Home Entrenamiento Consejos Beneficios de entrenar en altitud
Consejos - Entrenamiento - martes, 16-06-2015

Beneficios de entrenar en altitud

Vivir cerca del mar tiene muchas ventajas pero a la hora de entrenar salen ganando los que viven entre los 1500 y los 2500 metros de altitud (siempre que la temperatura exterior no sea demasiado fría, claro). A nivel del mar, nuestros glóbulos rojos tienen poca dificultad para funcionar al 100% de su capacidad; es lo que se llama “saturación de oxígeno” y se mide con un pulsioxímetro (una pinza que se coloca en el dedo índice y mide tanto el pulso como la saturación). Lo habitual es que la saturación, al nivel del mar, esté por encima del 97%.

A medida que ganamos altitud, la presión atmosférica se reduce y esta característica dificulta a nuestros glóbulos rojos tener cerca del 100% de saturación.

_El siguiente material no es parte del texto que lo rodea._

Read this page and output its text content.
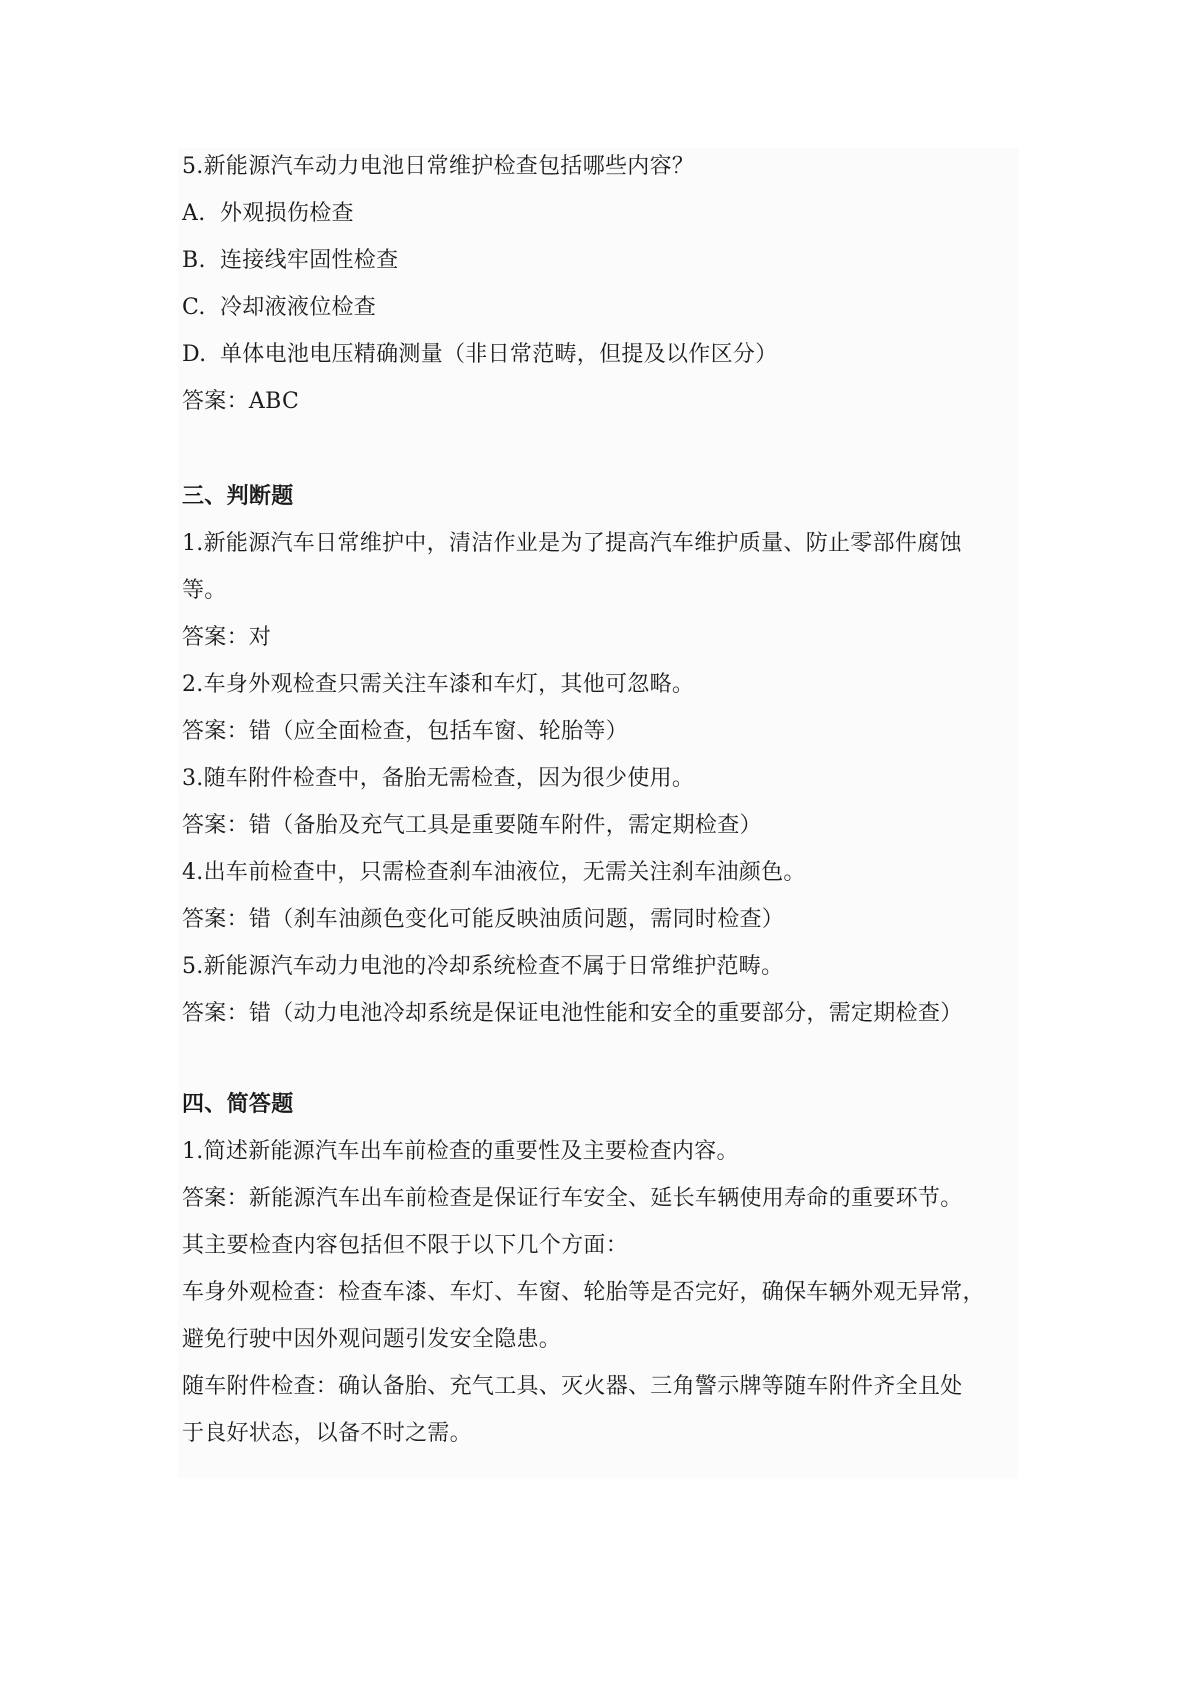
5.新能源汽车动力电池日常维护检查包括哪些内容？
A. 外观损伤检查
B. 连接线牢固性检查
C. 冷却液液位检查
D. 单体电池电压精确测量（非日常范畴，但提及以作区分）
答案：ABC
三、判断题
1.新能源汽车日常维护中，清洁作业是为了提高汽车维护质量、防止零部件腐蚀
等。
答案：对
2.车身外观检查只需关注车漆和车灯，其他可忽略。
答案：错（应全面检查，包括车窗、轮胎等）
3.随车附件检查中，备胎无需检查，因为很少使用。
答案：错（备胎及充气工具是重要随车附件，需定期检查）
4.出车前检查中，只需检查刹车油液位，无需关注刹车油颜色。
答案：错（刹车油颜色变化可能反映油质问题，需同时检查）
5.新能源汽车动力电池的冷却系统检查不属于日常维护范畴。
答案：错（动力电池冷却系统是保证电池性能和安全的重要部分，需定期检查）
四、简答题
1.简述新能源汽车出车前检查的重要性及主要检查内容。
答案：新能源汽车出车前检查是保证行车安全、延长车辆使用寿命的重要环节。
其主要检查内容包括但不限于以下几个方面：
车身外观检查：检查车漆、车灯、车窗、轮胎等是否完好，确保车辆外观无异常，
避免行驶中因外观问题引发安全隐患。
随车附件检查：确认备胎、充气工具、灭火器、三角警示牌等随车附件齐全且处
于良好状态，以备不时之需。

Dependiendo de la altitud a la que nos encontremos, nuestra saturación puede caer hasta cerca del 90% (e incluso menos si nos vamos más allá de los 3000 metros). Esto significa que nuestros glóbulos rojos transportan menos oxígeno a los músculos y, por lo tanto, cualquier ejercicio es más difícil que a nivel del mar.

Para contrarrestar esta situación, nuestro corazón late un poco más deprisa. Esta es la reacción más inmediata a la altitud, pero no la más importante. La adaptación que buscan los deportistas que entrenan en altitud es la creación de más glóbulos rojos, aunque esta respuesta no es tan inmediata. Durante las primeras semanas de estancia en altitud, el cuerpo se adapta con la creación de nuevos glóbulos rojos, permitiendo que llegue más oxígeno a los músculos aunque estos sólo vayan al 90% de saturación.

Al volver al nivel del mar, los glóbulos rojos volverán a saturarse al 100% y, como hay más que antes, lo lógico será que el nivel deportivo se vea aumentado. Por desgracia, esta adaptación no es permanente y, regresados al nivel del mar, se destruirá el excedente de glóbulos rojos durante las primeras semanas.